The Vanderbilt researchers created and tested an innovative way to visualize the electrical activity of the heart in relation to its structure and changing metabolic state under different pathological conditions. Their multimodal cardiac imaging technique uses a two-camera approach to integrate electrophysiological imaging with optical fluorescence imaging of metabolic activity associated with damaged heart tissue and tachycardia, or accelerated heart rate. The biochemical and electrochemical studies of heart tissue under controlled conditions will enhance scientists' understanding of electrometabolic cardiac disorders and their clinical treatment.
The advantages of this imaging system over others include rapid setup, two-color image separation, high spatial resolution, and an optional software camera calibration routine that eliminates the need for precise camera alignment. The authors provide a detailed description of a camera calibration procedure along with multiple examples.

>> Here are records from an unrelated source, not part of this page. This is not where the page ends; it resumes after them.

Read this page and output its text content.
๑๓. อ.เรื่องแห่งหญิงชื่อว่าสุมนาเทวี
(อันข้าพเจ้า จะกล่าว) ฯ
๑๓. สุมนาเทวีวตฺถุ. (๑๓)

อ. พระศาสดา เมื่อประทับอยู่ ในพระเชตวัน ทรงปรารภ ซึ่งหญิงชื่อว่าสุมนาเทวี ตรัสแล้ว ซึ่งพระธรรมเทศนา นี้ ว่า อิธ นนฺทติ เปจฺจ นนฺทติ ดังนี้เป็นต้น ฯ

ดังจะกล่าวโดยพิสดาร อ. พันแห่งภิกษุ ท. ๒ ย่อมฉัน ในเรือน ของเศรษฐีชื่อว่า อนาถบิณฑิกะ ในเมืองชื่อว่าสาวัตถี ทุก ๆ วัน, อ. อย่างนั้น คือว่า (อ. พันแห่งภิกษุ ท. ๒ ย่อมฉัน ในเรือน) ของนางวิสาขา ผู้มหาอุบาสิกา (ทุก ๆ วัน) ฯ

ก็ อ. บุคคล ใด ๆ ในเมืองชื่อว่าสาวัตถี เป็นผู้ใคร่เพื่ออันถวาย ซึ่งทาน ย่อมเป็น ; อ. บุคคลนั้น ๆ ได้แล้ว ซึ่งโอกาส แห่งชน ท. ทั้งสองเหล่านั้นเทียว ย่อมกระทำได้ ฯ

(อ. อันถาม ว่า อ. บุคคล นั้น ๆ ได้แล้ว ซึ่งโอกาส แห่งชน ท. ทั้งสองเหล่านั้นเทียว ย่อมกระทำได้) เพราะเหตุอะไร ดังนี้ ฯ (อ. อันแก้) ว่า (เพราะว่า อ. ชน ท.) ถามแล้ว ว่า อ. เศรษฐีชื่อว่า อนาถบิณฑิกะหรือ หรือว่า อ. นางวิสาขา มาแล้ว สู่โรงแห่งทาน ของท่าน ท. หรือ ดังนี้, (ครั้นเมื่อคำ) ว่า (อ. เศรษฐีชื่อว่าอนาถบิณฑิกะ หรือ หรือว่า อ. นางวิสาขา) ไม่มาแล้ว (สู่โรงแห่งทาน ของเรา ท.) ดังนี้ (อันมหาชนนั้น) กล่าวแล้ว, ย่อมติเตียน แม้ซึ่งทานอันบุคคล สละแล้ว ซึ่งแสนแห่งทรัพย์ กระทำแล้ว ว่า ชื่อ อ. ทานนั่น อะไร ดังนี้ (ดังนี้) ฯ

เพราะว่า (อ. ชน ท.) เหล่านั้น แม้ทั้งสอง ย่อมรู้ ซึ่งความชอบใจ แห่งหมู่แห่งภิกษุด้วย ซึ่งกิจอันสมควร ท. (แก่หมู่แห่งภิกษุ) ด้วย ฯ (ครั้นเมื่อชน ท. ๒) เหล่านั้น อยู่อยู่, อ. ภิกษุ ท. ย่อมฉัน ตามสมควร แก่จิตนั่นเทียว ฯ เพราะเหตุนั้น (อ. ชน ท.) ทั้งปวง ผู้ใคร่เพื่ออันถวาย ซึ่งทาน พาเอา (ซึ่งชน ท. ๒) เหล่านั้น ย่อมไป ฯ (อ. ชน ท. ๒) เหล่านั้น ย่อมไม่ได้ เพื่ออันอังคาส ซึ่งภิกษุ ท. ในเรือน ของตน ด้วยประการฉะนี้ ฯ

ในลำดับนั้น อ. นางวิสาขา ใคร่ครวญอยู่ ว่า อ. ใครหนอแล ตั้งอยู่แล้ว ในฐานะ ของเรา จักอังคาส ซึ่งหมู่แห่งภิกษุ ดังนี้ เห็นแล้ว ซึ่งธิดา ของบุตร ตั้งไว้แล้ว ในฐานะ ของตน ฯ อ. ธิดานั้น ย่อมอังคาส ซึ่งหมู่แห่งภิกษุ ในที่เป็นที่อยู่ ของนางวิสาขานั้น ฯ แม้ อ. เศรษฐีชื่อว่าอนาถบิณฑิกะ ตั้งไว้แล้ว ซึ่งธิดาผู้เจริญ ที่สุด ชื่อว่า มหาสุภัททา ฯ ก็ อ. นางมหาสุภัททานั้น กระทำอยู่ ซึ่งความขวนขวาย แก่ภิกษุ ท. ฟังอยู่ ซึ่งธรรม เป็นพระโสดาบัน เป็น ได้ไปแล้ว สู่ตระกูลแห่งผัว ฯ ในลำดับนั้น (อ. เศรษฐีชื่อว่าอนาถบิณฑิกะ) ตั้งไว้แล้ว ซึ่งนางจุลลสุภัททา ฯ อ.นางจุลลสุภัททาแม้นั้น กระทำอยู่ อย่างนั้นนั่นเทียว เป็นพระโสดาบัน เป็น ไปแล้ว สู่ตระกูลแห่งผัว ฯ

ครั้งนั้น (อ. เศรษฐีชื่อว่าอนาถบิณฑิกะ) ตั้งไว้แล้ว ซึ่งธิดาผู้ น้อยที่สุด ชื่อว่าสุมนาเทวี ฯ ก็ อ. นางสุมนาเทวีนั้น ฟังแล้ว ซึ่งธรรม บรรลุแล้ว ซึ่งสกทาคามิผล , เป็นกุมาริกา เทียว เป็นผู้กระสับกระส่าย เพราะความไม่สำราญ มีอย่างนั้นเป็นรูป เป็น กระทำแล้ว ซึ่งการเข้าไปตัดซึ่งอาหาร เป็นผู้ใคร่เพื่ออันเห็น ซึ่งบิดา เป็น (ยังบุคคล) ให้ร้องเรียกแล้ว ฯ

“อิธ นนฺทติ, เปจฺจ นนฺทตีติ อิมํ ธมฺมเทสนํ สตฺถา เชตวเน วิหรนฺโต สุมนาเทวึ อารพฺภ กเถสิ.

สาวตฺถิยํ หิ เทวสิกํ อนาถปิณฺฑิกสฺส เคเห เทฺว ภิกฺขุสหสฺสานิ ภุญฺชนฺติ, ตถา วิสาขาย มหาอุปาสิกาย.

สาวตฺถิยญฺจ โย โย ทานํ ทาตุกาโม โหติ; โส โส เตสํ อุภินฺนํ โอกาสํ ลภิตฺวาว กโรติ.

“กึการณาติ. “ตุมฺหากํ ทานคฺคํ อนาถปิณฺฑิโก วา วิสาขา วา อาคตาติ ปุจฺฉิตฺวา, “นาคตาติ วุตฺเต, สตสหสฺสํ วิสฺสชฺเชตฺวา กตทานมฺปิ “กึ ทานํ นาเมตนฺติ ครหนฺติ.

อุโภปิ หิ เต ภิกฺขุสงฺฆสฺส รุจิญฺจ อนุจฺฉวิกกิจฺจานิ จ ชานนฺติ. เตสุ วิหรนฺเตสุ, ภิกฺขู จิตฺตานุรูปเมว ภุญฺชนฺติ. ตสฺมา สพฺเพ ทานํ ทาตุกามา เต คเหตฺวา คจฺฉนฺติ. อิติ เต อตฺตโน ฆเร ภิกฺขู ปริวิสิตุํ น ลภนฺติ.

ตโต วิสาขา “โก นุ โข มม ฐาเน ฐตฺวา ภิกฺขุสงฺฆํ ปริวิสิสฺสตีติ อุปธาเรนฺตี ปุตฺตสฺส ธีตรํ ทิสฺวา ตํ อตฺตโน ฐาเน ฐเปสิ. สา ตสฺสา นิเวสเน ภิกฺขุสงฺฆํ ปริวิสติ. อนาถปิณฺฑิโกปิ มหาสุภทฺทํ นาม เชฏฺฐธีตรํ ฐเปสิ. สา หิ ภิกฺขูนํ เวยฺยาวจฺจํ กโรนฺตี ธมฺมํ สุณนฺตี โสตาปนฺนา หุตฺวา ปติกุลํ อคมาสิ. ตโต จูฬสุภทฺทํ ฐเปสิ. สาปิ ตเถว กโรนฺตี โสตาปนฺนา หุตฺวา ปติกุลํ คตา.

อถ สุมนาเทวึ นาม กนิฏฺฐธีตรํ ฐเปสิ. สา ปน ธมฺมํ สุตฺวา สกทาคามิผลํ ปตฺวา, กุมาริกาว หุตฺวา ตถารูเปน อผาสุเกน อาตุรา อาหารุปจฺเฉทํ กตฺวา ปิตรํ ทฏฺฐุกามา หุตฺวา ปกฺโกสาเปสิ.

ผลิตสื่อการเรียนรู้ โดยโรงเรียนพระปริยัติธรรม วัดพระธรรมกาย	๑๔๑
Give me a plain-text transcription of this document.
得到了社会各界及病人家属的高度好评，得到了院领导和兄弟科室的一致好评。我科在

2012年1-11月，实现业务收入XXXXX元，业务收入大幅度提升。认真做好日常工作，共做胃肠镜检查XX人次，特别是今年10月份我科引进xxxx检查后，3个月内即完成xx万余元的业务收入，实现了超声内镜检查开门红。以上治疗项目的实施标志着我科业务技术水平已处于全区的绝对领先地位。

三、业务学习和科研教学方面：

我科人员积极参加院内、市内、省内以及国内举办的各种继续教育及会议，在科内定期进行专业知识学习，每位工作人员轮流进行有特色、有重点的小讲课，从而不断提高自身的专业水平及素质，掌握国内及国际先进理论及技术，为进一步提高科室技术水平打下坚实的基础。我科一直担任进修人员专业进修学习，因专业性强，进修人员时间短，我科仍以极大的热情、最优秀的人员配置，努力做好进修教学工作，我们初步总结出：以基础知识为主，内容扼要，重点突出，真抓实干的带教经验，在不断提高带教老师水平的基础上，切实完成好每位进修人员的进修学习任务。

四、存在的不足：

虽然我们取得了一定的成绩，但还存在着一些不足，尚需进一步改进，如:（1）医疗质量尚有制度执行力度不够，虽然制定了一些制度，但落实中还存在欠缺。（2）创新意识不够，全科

In addition, the multimodal imaging system will be a less-invasive, instrumental tool in helping scientists discover and test safe and effective ways to prevent or treat arrhythmias. Current treatments include medications that can produce undesirable side effects and the implantable cardioverter defibrillator, a small device that's placed under the skin in the chest and uses electrical pulses or shocks to help control life-threatening arrhythmias.
The research is supported in part by the National Heart, Lung, and Blood Institute (NHLBI), part of the National Institutes of Health.